Now that’s a planet, folks! Classification be damned, Pluto is an amazing little world, and this high-res, enhanced-colour image is the latest awe-inspiring portrait of it. And it’s revealing all sorts of fascinating details about the dwarf planet’s active surface.

This exquisite new global view of Pluto combines four images taken by New Horizons’ Long Range Reconnaissance Imager (LORRI) from a distance of 280,000 miles (450,000 kilometres), in addition to colour data from the Ralph instrument. We can now see bumps and craters as small as 1.4 miles (2.2 kilometres) across on Pluto’s surface.

Exaggerated colour images are more than just eye candy. As the New Horizons science team explained in a press conference today, colours are helping to tell the story of the dwarf planet’s very complicated pattern of seasonal ice transport. Pluto has a highly elliptical orbit, which means that compared to Earth it gets both much closer and much farther away from the Sun during its 248 Earth-year rotation. What’s more, Pluto’s north pole is tilted at an angle of 120 degrees relative to its orbital plane. Together, these factors mean that different parts of the surface receive different amounts of sunlight throughout a Pluto year, powering the sublimation of ice into the atmosphere.

According to the New Horizons science team, the deep reddish colour we see in Pluto’s southwestern hemisphere is probably due to ice particles filled with dark red hydrocarbons called tholins, which are forming in Pluto’s atmosphere. When this region gets hit with direct sunlight, its reddish ice gets volatilised and transported toward the north pole, where it recondenses onto the surface. This pattern of ice sublimation and deposition is probably why we’re seeing distinct latitudinal colour bands.
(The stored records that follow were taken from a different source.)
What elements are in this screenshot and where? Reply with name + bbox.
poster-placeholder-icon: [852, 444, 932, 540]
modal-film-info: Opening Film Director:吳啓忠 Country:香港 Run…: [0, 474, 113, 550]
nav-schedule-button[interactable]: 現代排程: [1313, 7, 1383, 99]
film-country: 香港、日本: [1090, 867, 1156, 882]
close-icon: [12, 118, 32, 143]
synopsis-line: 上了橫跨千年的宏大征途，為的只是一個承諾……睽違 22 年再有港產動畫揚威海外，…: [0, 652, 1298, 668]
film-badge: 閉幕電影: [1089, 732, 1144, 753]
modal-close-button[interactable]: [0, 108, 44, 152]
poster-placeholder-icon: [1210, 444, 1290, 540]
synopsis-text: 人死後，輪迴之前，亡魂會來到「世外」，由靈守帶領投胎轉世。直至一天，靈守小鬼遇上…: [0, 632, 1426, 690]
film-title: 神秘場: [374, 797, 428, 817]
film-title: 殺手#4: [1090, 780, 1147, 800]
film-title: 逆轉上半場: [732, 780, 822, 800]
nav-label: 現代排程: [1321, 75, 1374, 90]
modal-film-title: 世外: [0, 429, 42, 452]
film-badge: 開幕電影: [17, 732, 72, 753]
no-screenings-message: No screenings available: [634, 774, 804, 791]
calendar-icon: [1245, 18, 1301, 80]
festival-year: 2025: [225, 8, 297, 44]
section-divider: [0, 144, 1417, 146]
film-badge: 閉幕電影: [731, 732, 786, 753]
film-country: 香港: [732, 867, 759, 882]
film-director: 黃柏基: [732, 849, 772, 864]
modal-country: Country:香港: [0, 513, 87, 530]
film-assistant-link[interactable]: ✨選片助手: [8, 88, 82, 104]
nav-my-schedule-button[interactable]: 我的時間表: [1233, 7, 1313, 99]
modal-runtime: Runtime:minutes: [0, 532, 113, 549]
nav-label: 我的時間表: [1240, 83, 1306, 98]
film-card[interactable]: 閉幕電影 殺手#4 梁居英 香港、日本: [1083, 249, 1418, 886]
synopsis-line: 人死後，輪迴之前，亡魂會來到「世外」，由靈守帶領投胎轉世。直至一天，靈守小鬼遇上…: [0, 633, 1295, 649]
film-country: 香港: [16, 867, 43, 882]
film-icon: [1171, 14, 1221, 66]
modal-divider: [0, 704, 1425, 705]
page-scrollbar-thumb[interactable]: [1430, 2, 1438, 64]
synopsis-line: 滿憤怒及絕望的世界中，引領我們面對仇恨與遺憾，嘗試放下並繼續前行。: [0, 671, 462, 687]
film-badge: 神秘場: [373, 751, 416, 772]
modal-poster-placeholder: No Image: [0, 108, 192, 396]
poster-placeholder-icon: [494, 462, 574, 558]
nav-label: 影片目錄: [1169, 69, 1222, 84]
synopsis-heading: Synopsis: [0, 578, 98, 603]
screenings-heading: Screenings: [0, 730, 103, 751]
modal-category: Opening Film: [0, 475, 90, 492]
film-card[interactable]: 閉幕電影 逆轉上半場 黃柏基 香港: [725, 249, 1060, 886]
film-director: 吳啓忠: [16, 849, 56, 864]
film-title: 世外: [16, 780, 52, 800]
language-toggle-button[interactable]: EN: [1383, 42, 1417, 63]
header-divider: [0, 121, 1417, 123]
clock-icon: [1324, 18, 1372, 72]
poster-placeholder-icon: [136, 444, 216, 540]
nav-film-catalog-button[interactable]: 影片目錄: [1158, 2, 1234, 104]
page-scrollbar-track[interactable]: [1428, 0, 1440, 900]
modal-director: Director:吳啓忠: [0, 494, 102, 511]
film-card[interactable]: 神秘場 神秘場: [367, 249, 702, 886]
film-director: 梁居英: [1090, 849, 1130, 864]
Of course, the ‘heart’ region now called Tombaugh Regio clearly interrupts this reddish gradient. The science team suspects that the western half (or left lobe) of Pluto’s heart is a major source region for a different kind of ice — but we don’t yet know why. Just another mystery that we’ll continue to unravel as data streams in over the next year and a half — remember, folks, we’ve only downlinked 4 to 5% of the information so far.